Santamore W P, Barnea O, Riordan C J, Ross M P, Austin E H
Department of Surgery, University of Louisville, Kentucky 40292, USA.
Am J Physiol. 1998 Feb;274(2):H694-700. doi: 10.1152/ajpheart.1998.274.2.H694.
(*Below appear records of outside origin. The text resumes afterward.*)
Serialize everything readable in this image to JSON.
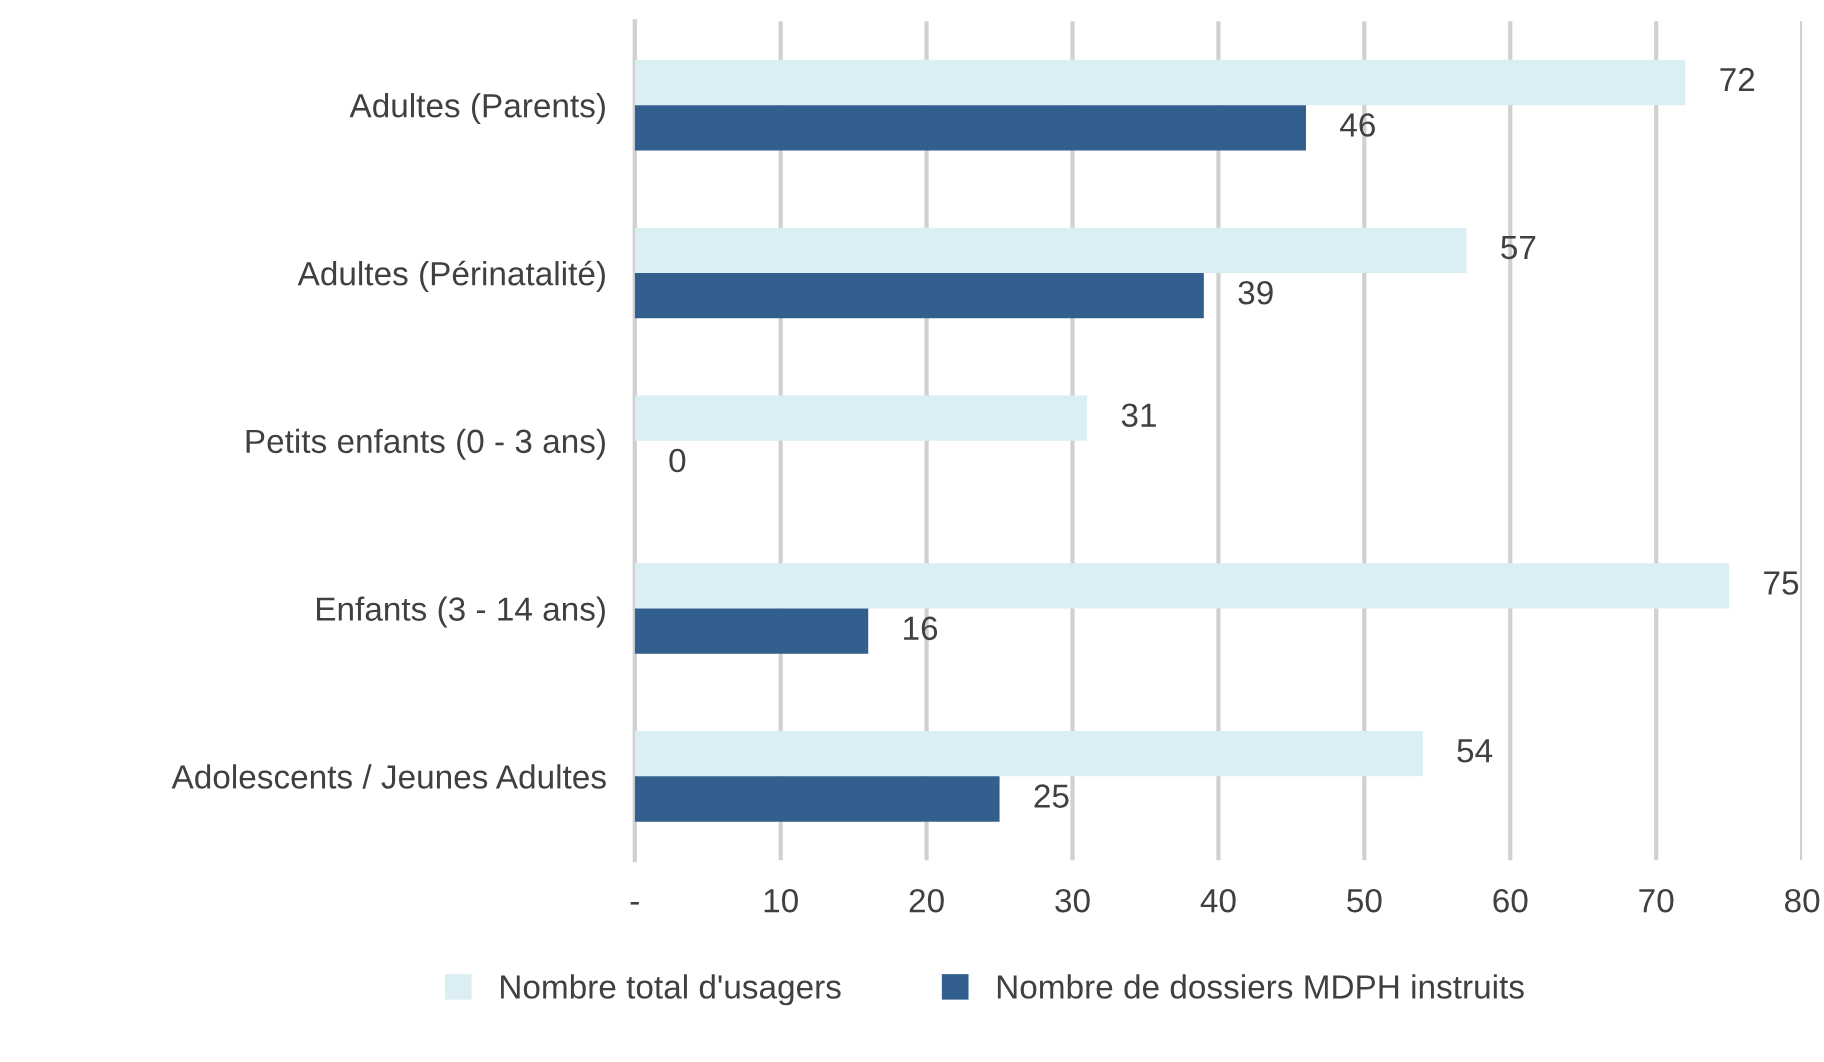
{
  "chart_data": {
    "type": "bar",
    "orientation": "horizontal",
    "categories": [
      "Adultes (Parents)",
      "Adultes (Périnatalité)",
      "Petits enfants (0 - 3 ans)",
      "Enfants (3 - 14 ans)",
      "Adolescents / Jeunes Adultes"
    ],
    "series": [
      {
        "name": "Nombre total d'usagers",
        "color": "#dbeef4",
        "values": [
          72,
          57,
          31,
          75,
          54
        ]
      },
      {
        "name": "Nombre de dossiers MDPH instruits",
        "color": "#325f8e",
        "values": [
          46,
          39,
          0,
          16,
          25
        ]
      }
    ],
    "xlim": [
      0,
      80
    ],
    "xticks": [
      {
        "value": 0,
        "label": "-"
      },
      10,
      20,
      30,
      40,
      50,
      60,
      70,
      80
    ],
    "grid": "x",
    "legend": "bottom",
    "data_labels": true
  }
}
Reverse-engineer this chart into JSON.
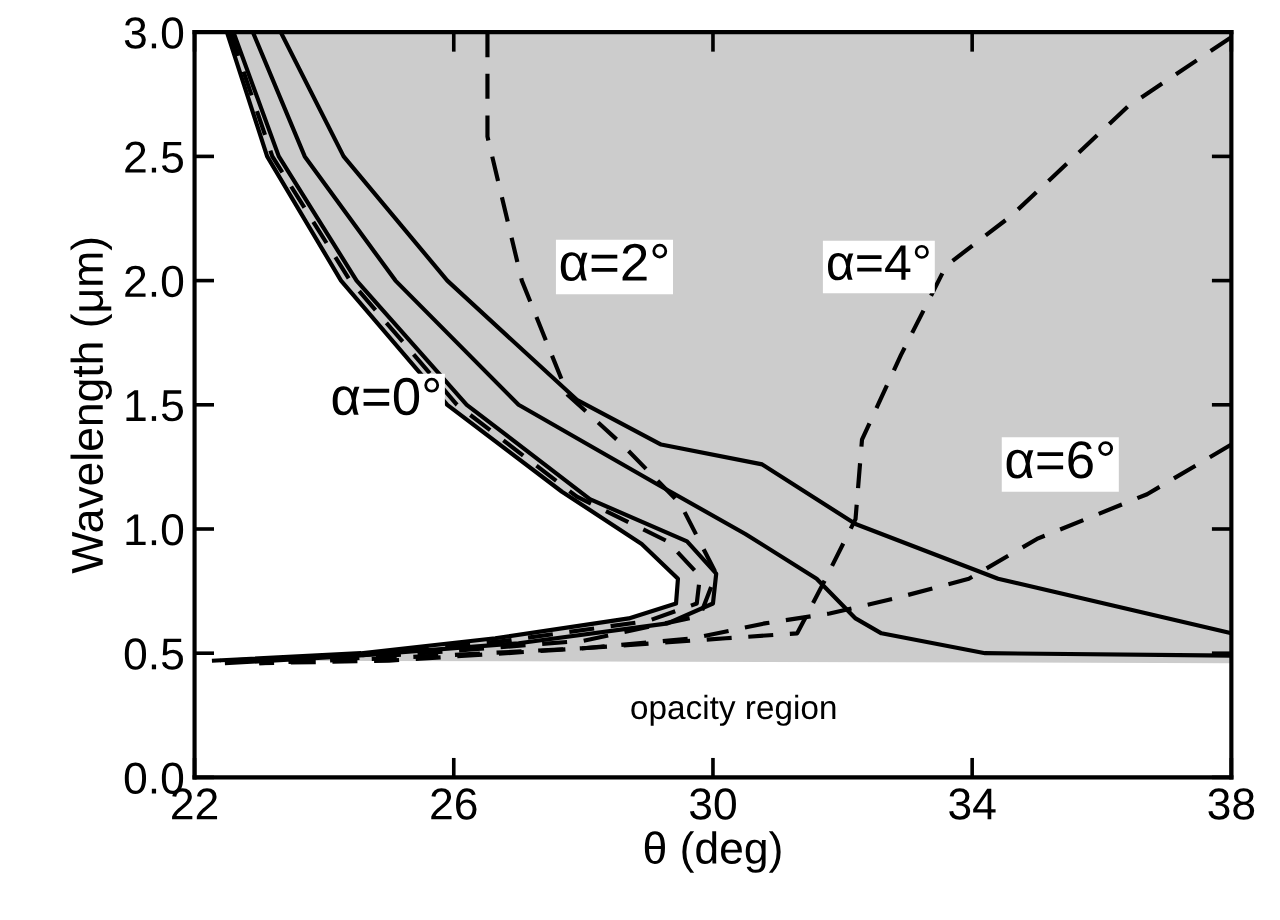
{
  "chart_data": {
    "type": "line",
    "xlabel": "θ (deg)",
    "ylabel": "Wavelength (μm)",
    "xlim": [
      22,
      38
    ],
    "xticks": [
      22,
      26,
      30,
      34,
      38
    ],
    "ylim": [
      0,
      3
    ],
    "yticks": [
      {
        "value": 0,
        "label": "0.0"
      },
      {
        "value": 0.5,
        "label": "0.5"
      },
      {
        "value": 1,
        "label": "1.0"
      },
      {
        "value": 1.5,
        "label": "1.5"
      },
      {
        "value": 2,
        "label": "2.0"
      },
      {
        "value": 2.5,
        "label": "2.5"
      },
      {
        "value": 3,
        "label": "3.0"
      }
    ],
    "grid": false,
    "legend": false,
    "series": [
      {
        "line_style": "dashed",
        "color": "#000000",
        "x": [
          22.55,
          23.2,
          24.4,
          26.05,
          27.9,
          29.3,
          29.8,
          29.75,
          29.0,
          26.8,
          24.5,
          22.4
        ],
        "values": [
          3.0,
          2.5,
          2.0,
          1.5,
          1.13,
          0.95,
          0.81,
          0.7,
          0.63,
          0.55,
          0.49,
          0.47
        ]
      },
      {
        "line_style": "solid",
        "color": "#000000",
        "x": [
          22.6,
          23.3,
          24.5,
          26.2,
          28.1,
          29.6,
          30.05,
          30.0,
          29.3,
          27.0,
          24.5,
          22.5
        ],
        "values": [
          3.0,
          2.5,
          2.0,
          1.5,
          1.12,
          0.95,
          0.82,
          0.7,
          0.62,
          0.54,
          0.49,
          0.46
        ]
      },
      {
        "line_style": "solid",
        "color": "#000000",
        "x": [
          22.9,
          23.7,
          25.1,
          27.0,
          29.14,
          30.5,
          31.6,
          32.2,
          32.6,
          34.2,
          38
        ],
        "values": [
          3.0,
          2.5,
          2.0,
          1.5,
          1.18,
          0.98,
          0.8,
          0.64,
          0.58,
          0.5,
          0.49
        ]
      },
      {
        "line_style": "solid",
        "color": "#000000",
        "x": [
          23.33,
          24.3,
          25.9,
          27.9,
          29.2,
          30.76,
          32.2,
          34.4,
          38
        ],
        "values": [
          3.0,
          2.5,
          2.0,
          1.52,
          1.34,
          1.26,
          1.02,
          0.8,
          0.58
        ]
      },
      {
        "line_style": "dashed",
        "color": "#000000",
        "x": [
          26.52,
          26.52,
          27.05,
          27.76,
          28.6,
          29.5,
          30.05,
          29.8,
          28.0,
          25.0,
          24.0
        ],
        "values": [
          3.0,
          2.58,
          2.0,
          1.54,
          1.34,
          1.1,
          0.82,
          0.65,
          0.55,
          0.49,
          0.47
        ]
      },
      {
        "line_style": "dashed",
        "color": "#000000",
        "x": [
          38,
          36.4,
          34.6,
          33.6,
          32.9,
          32.3,
          32.2,
          31.7,
          31.3,
          30.2,
          28.0,
          25.0,
          23.0
        ],
        "values": [
          2.98,
          2.7,
          2.26,
          2.06,
          1.7,
          1.36,
          1.04,
          0.78,
          0.58,
          0.56,
          0.52,
          0.47,
          0.46
        ]
      },
      {
        "line_style": "dashed",
        "color": "#000000",
        "x": [
          38,
          36.7,
          35.0,
          33.95,
          32.8,
          31.8,
          30.8,
          29.7,
          28.0,
          25.0,
          23.0
        ],
        "values": [
          1.34,
          1.14,
          0.96,
          0.8,
          0.72,
          0.66,
          0.62,
          0.56,
          0.52,
          0.48,
          0.46
        ]
      },
      {
        "type": "area",
        "color": "#cccccc",
        "x": [
          22.5,
          23.12,
          24.26,
          25.9,
          27.67,
          28.9,
          29.46,
          29.43,
          28.7,
          26.64,
          24.57,
          22.3,
          38,
          38
        ],
        "values": [
          3.0,
          2.5,
          2.0,
          1.5,
          1.15,
          0.94,
          0.8,
          0.7,
          0.64,
          0.56,
          0.5,
          0.47,
          0.46,
          3.0
        ]
      }
    ],
    "annotations": [
      "α=0°",
      "α=2°",
      "α=4°",
      "α=6°",
      "opacity region"
    ]
  }
}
A univentricle with parallel pulmonary and systemic circulations is inherently inefficient because mixing of pulmonary and systemic venous return occurs. Thus a cavopulmonary anastomosis is used as a staged palliative procedure to reduce volume overload in patients with cyanotic congenital heart disease. On the basis of oxygen uptake and consumption, an equation was derived that related cardiac output, pulmonary venous oxygen saturation, upper body oxygen consumption, and superior-to-inferior vena caval blood flow ratio (QSVC/QIVC) to oxygen delivery. The primary findings were as follows. 1) As QSVC/QIVC increases, total body oxygen delivery and arterial and superior vena caval oxygen saturations increase. 2) As QSVC/QIVC increases, lower body oxygen delivery and inferior vena caval oxygen saturation initially increase, then peak, and then decrease. 3) As the percentage of lower body oxygen consumption increases, oxygen delivery and saturation decrease. 4) A cavopulmonary anastomosis decreases the required cardiac output for a given oxygen delivery. Thus we concluded that a high systemic arterial oxygen saturation after cavopulmonary anastomosis requires a high percentage of upper body oxygen consumption and a high QSVC/QIVC and that the cavopulmonary anastomosis reduces the volume load on the single ventricle.
具有并行肺循环和体循环的单心室本质上效率低下,因为会发生肺静脉血和体静脉血的混合。因此,腔肺吻合术被用作一种分期姑息手术,以减轻青紫型先天性心脏病患者的容量超负荷。基于氧摄取和消耗情况,推导了一个方程,该方程将心输出量、肺静脉血氧饱和度、上身氧消耗以及上腔静脉与下腔静脉血流比(QSVC/QIVC)与氧输送联系起来。主要发现如下:1)随着QSVC/QIVC增加,全身氧输送以及动脉血氧饱和度和上腔静脉血氧饱和度升高。2)随着QSVC/QIVC增加,下身氧输送和下腔静脉血氧饱和度最初升高,然后达到峰值,随后下降。3)随着下身氧消耗百分比增加,氧输送和饱和度降低。4)对于给定的氧输送量,腔肺吻合术可降低所需的心输出量。因此我们得出结论,腔肺吻合术后较高的体动脉血氧饱和度需要较高的上身氧消耗百分比和较高的QSVC/QIVC,并且腔肺吻合术可减轻单心室的容量负荷。